Dennis Limon, Roscoe's owner, told the Tyler Morning Telegraph that he learned his dog had escaped two days earlier when he went to check on him at the East Texas Fairgrounds on Monday.
When families fleeing Gustav checked in at Faulkner Park, their pets were taken to the fairgrounds to be cared for there.
"I assumed he was OK and that he was being taken care of," Limon said Tuesday.
"We came up here together and we want to go home with all of us together," he said before Roscoe was found.
The newspaper reported that the Limons, who are from the Port Arthur area, had stopped for lunch in Lufkin when they got a call from someone who had seen Roscoe. They came back to Tyler and found him.
"He's a little tired and shaken, but he's OK," Limon said.

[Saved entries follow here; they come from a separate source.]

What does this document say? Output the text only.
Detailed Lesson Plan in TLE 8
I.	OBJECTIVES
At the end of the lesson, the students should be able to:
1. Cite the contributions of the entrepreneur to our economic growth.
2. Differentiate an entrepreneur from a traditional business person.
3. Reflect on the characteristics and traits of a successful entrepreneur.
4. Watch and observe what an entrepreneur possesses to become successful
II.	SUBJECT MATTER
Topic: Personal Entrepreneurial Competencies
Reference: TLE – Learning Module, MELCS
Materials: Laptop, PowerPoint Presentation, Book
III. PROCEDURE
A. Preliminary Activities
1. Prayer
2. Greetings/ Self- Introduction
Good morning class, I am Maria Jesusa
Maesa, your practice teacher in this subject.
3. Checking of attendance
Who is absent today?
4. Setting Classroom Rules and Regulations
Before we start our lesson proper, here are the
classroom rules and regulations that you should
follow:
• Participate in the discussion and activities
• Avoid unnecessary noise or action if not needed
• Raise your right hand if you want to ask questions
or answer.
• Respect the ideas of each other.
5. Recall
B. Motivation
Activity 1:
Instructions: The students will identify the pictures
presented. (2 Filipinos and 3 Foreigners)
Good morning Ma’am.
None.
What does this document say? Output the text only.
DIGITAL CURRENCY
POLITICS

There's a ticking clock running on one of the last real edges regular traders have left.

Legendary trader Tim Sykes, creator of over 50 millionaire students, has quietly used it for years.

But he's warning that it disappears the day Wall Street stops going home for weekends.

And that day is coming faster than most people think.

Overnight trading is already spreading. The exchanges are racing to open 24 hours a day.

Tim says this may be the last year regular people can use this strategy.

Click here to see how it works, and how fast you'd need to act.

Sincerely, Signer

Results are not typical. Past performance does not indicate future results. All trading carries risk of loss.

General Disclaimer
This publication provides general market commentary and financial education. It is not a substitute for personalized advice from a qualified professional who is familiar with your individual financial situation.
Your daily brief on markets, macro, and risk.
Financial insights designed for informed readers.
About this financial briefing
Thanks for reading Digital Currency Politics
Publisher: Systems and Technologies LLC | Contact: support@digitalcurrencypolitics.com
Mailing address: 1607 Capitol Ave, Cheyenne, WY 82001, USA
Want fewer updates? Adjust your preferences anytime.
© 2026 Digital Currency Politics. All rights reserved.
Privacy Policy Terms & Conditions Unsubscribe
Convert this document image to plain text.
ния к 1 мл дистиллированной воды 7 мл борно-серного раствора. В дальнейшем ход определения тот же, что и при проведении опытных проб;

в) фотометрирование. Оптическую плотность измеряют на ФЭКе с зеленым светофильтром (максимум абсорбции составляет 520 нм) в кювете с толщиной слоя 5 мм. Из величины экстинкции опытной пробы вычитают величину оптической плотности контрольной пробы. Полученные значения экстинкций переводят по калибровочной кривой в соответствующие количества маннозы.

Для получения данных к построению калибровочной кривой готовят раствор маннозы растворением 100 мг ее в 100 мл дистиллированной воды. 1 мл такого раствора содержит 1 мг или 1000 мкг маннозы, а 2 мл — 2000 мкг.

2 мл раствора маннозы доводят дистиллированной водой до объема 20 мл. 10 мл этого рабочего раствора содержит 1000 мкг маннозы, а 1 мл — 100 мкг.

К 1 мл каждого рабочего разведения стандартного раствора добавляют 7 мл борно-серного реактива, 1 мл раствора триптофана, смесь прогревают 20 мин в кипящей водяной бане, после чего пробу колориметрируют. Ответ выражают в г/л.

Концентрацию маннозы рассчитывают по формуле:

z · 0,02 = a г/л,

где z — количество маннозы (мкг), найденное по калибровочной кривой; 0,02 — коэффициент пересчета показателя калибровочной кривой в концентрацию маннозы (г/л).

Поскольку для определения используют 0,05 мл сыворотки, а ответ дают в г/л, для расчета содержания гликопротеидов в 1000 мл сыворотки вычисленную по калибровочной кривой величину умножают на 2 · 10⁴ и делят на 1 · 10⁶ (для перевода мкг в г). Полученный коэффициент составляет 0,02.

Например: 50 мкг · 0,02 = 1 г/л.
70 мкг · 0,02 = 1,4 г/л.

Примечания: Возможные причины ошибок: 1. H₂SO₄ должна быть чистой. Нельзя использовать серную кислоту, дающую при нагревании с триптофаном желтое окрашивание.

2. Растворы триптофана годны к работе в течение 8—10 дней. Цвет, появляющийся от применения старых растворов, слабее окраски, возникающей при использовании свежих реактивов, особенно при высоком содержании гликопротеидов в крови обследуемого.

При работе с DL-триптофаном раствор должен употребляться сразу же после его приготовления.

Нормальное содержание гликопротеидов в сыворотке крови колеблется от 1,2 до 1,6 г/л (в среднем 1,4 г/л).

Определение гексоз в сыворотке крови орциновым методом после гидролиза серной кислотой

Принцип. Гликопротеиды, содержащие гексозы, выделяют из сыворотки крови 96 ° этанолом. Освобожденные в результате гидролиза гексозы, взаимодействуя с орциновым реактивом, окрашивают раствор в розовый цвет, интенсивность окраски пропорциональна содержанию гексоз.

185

Smith County Assistant Fire Marshal Marilynn Wilson said volunteers spent two days trying to find Max after he escaped Saturday. Then Wilson went to deliver the word to Max's owner that he had escaped. Wilson said the man asked to be taken back to where teams had searched for Max.
As they walked around the area, Wilson said the man asked her what an object on the grassy hill at Rose Stadium was. "I said I don't know and about that time the guy yells out 'Max' and the dog came running."
Max has had plenty of hurricane adventures. Wilson said Max was a Katrina adoptee the family took in after his owners were never identified three years ago.
"They got this dog after Katrina and went through Rita with him and then through this evacuation. I'm really happy the dog was found and back with his family," she said.
Roscoe and Max were the only two of 200 animals cared for in Tyler to escape.